Do You Hate Playing Games with Men? | Be Your Own Brand of Sexy
Often women complain that dating or relationships aren’t working for them. If you’re reading this now, it could be that you’re a woman who would like to have a happier love life. Maybe you even have a vague feeling or fear that you’ve settled for less than you deserve.
Although they’d like to be happier, many of these women aren’t so comfortable when it comes to figuring out how to get what they want from men. Does it make you nervous to talk about strategies? Do you hate to feel like you’re playing games? Are you afraid you’ll appear manipulative?

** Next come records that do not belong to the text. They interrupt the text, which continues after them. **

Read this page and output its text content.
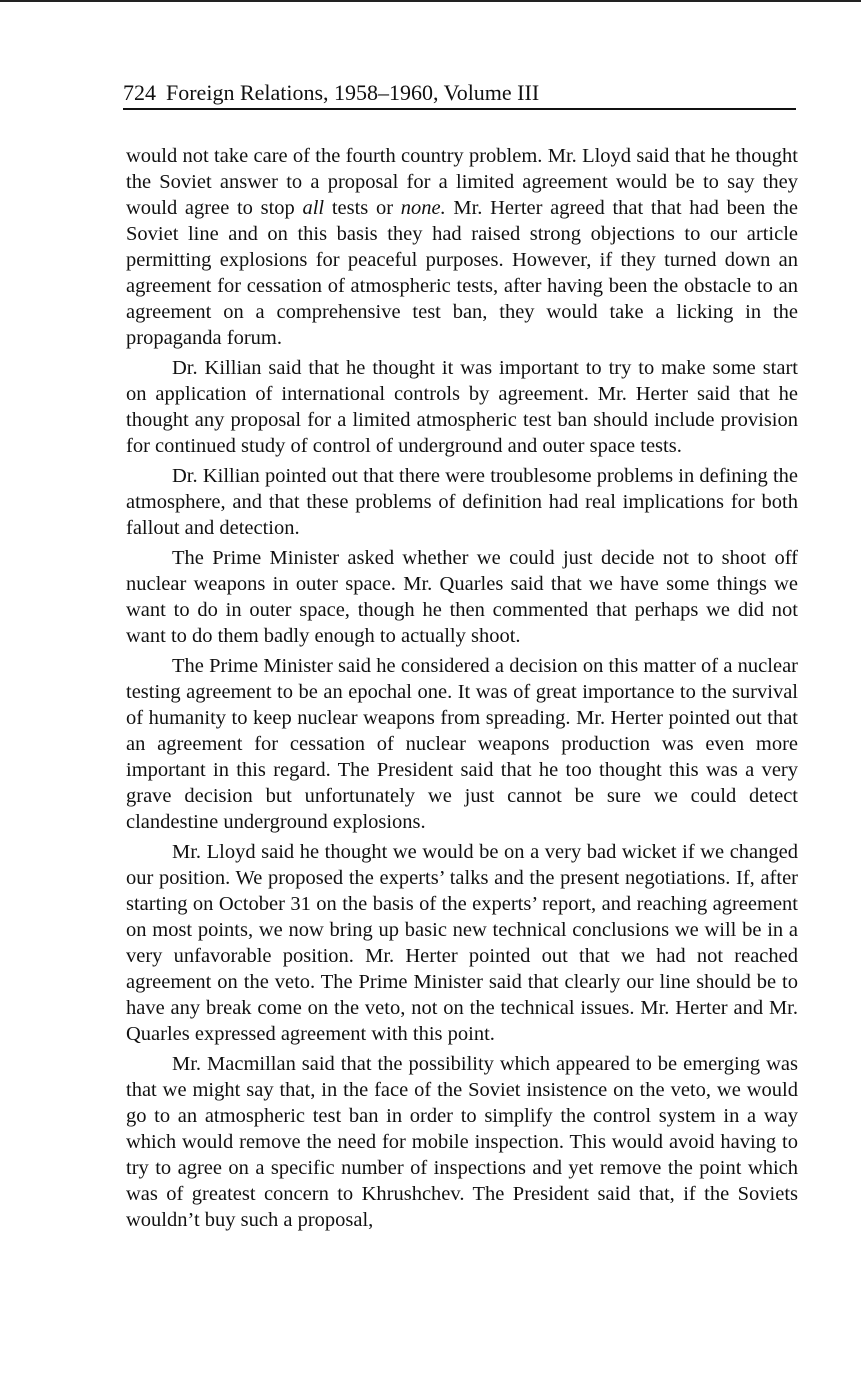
724 Foreign Relations, 1958–1960, Volume III

would not take care of the fourth country problem. Mr. Lloyd said that he thought the Soviet answer to a proposal for a limited agreement would be to say they would agree to stop all tests or none. Mr. Herter agreed that that had been the Soviet line and on this basis they had raised strong objections to our article permitting explosions for peaceful purposes. However, if they turned down an agreement for cessation of atmospheric tests, after having been the obstacle to an agreement on a comprehensive test ban, they would take a licking in the propaganda forum.

Dr. Killian said that he thought it was important to try to make some start on application of international controls by agreement. Mr. Herter said that he thought any proposal for a limited atmospheric test ban should include provision for continued study of control of underground and outer space tests.

Dr. Killian pointed out that there were troublesome problems in defining the atmosphere, and that these problems of definition had real implications for both fallout and detection.

The Prime Minister asked whether we could just decide not to shoot off nuclear weapons in outer space. Mr. Quarles said that we have some things we want to do in outer space, though he then commented that perhaps we did not want to do them badly enough to actually shoot.

The Prime Minister said he considered a decision on this matter of a nuclear testing agreement to be an epochal one. It was of great importance to the survival of humanity to keep nuclear weapons from spreading. Mr. Herter pointed out that an agreement for cessation of nuclear weapons production was even more important in this regard. The President said that he too thought this was a very grave decision but unfortunately we just cannot be sure we could detect clandestine underground explosions.

Mr. Lloyd said he thought we would be on a very bad wicket if we changed our position. We proposed the experts’ talks and the present negotiations. If, after starting on October 31 on the basis of the experts’ report, and reaching agreement on most points, we now bring up basic new technical conclusions we will be in a very unfavorable position. Mr. Herter pointed out that we had not reached agreement on the veto. The Prime Minister said that clearly our line should be to have any break come on the veto, not on the technical issues. Mr. Herter and Mr. Quarles expressed agreement with this point.

Mr. Macmillan said that the possibility which appeared to be emerging was that we might say that, in the face of the Soviet insistence on the veto, we would go to an atmospheric test ban in order to simplify the control system in a way which would remove the need for mobile inspection. This would avoid having to try to agree on a specific number of inspections and yet remove the point which was of greatest concern to Khrushchev. The President said that, if the Soviets wouldn’t buy such a proposal,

A feeling that you’re playing games may mean you aren’t really sure it’s OK for you to want to be treated well. There is nothing manipulative about refusing to accept anything less than top treatment from a man. If you are thinking it is manipulative to have strategies, has someone convinced you that that’s true? Or is it simply that you have some lingering doubts about whether you deserve to get what you want?
Take Wendy, for example:
Wendy met some interesting guys with her recent online dating adventures. She really hit it off with Robert and thought he might be into her too. Now that they’ve become sort of a couple, she’s noticed that he seems to be taking her for granted. He rarely compliments her, and he assumes that they can have “hang out” dates rather than nice nights out. Also, he never offers to come to her place, so she’s always making the drive to his apartment. She’s afraid to bring up her concerns and rock the boat. She much prefers having a boyfriend to being single again.

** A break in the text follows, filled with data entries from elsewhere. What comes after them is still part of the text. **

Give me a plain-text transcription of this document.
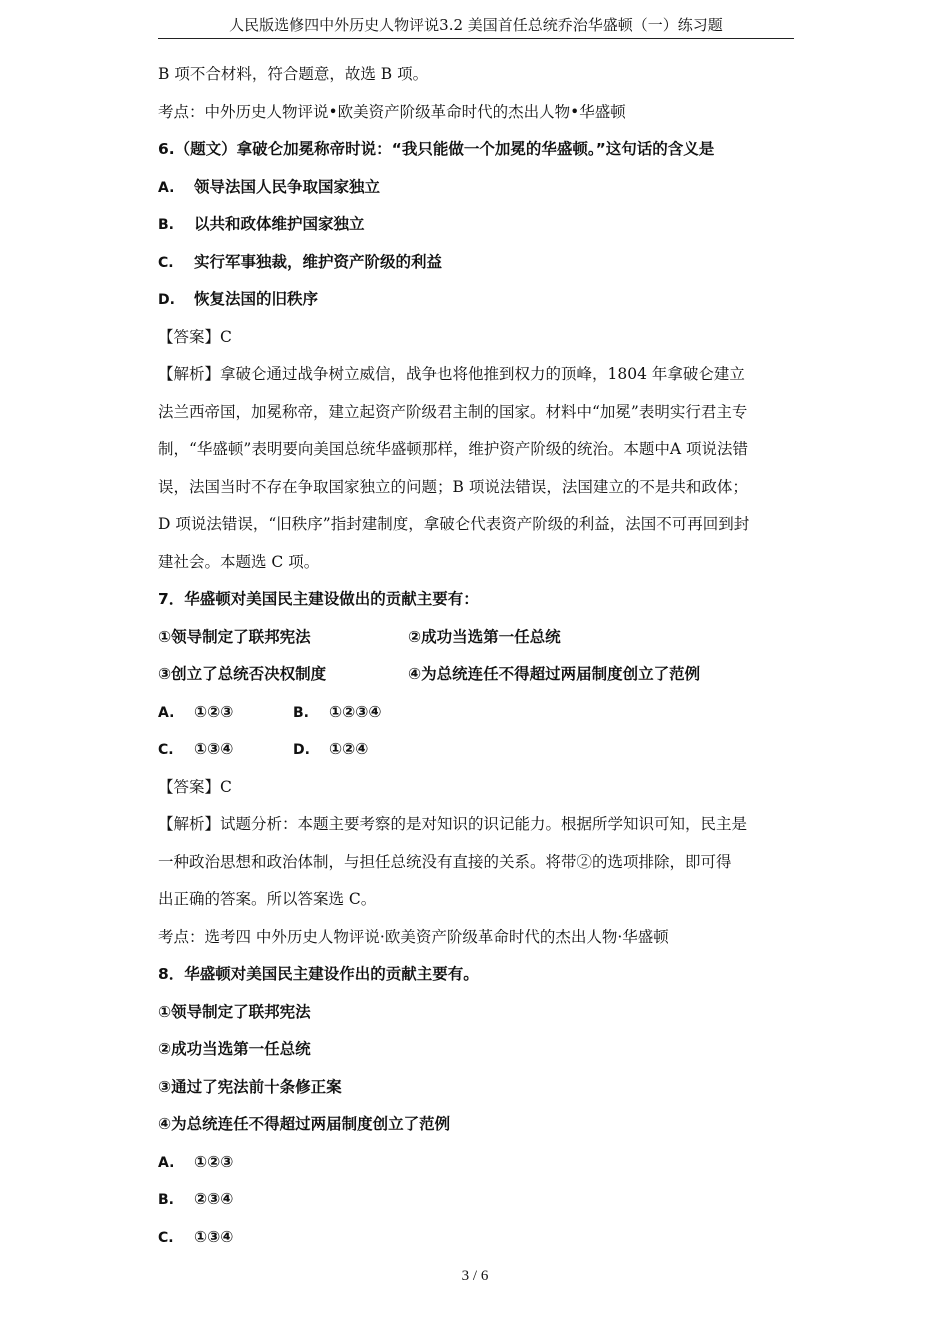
人民版选修四中外历史人物评说3.2 美国首任总统乔治华盛顿（一）练习题
B 项不合材料，符合题意，故选 B 项。
考点：中外历史人物评说•欧美资产阶级革命时代的杰出人物•华盛顿
6.（题文）拿破仑加冕称帝时说：“我只能做一个加冕的华盛顿。”这句话的含义是
A. 领导法国人民争取国家独立
B. 以共和政体维护国家独立
C. 实行军事独裁，维护资产阶级的利益
D. 恢复法国的旧秩序
【答案】C
【解析】拿破仑通过战争树立威信，战争也将他推到权力的顶峰，1804 年拿破仑建立
法兰西帝国，加冕称帝，建立起资产阶级君主制的国家。材料中“加冕”表明实行君主专
制，“华盛顿”表明要向美国总统华盛顿那样，维护资产阶级的统治。本题中A 项说法错
误，法国当时不存在争取国家独立的问题；B 项说法错误，法国建立的不是共和政体；
D 项说法错误，“旧秩序”指封建制度，拿破仑代表资产阶级的利益，法国不可再回到封
建社会。本题选 C 项。
7．华盛顿对美国民主建设做出的贡献主要有：
①领导制定了联邦宪法	②成功当选第一任总统
③创立了总统否决权制度	④为总统连任不得超过两届制度创立了范例
A. ①②③	B. ①②③④
C. ①③④	D. ①②④
【答案】C
【解析】试题分析：本题主要考察的是对知识的识记能力。根据所学知识可知，民主是
一种政治思想和政治体制，与担任总统没有直接的关系。将带②的选项排除，即可得
出正确的答案。所以答案选 C。
考点：选考四 中外历史人物评说·欧美资产阶级革命时代的杰出人物·华盛顿
8．华盛顿对美国民主建设作出的贡献主要有。
①领导制定了联邦宪法
②成功当选第一任总统
③通过了宪法前十条修正案
④为总统连任不得超过两届制度创立了范例
A. ①②③
B. ②③④
C. ①③④
3 / 6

Although Wendy isn’t happy, she’s letting Robert take her for granted. She doesn’t see the choice she’s making in this situation, because she’s afraid to be single again. It’s true that there’s always a chance that when you stand up for what you want, it may cause problems in a relationship. But you can learn good communication skills to help the conversation go as well as possible. Watch for next week’s blog when we’ll discuss some of those skills. For example, you can say “no” without having to get into a deep discussion of how you feel. Wendy could say, “I’m not up for driving tonight. Want to come here instead?” Remember, if he doesn’t care how you feel, then he may not be as into you as you had hoped. Sure, it may keep you in a relationship to keep your mouth shut when you’re unhappy, but it also leaves you disappointed and prevents you from moving on to someone who will treat you well.
You and Wendy deserve to be treated well. There’s nothing manipulative or game-playing about finding effective ways to protect and stand up for yourself. All you have to do is to figure out what works for you and what doesn’t. That’s what being your own Brand of Sexy means: figuring out what you want, what works for you as an individual, and what skills and strategies will help you achieve your relationship goals, whatever they may be.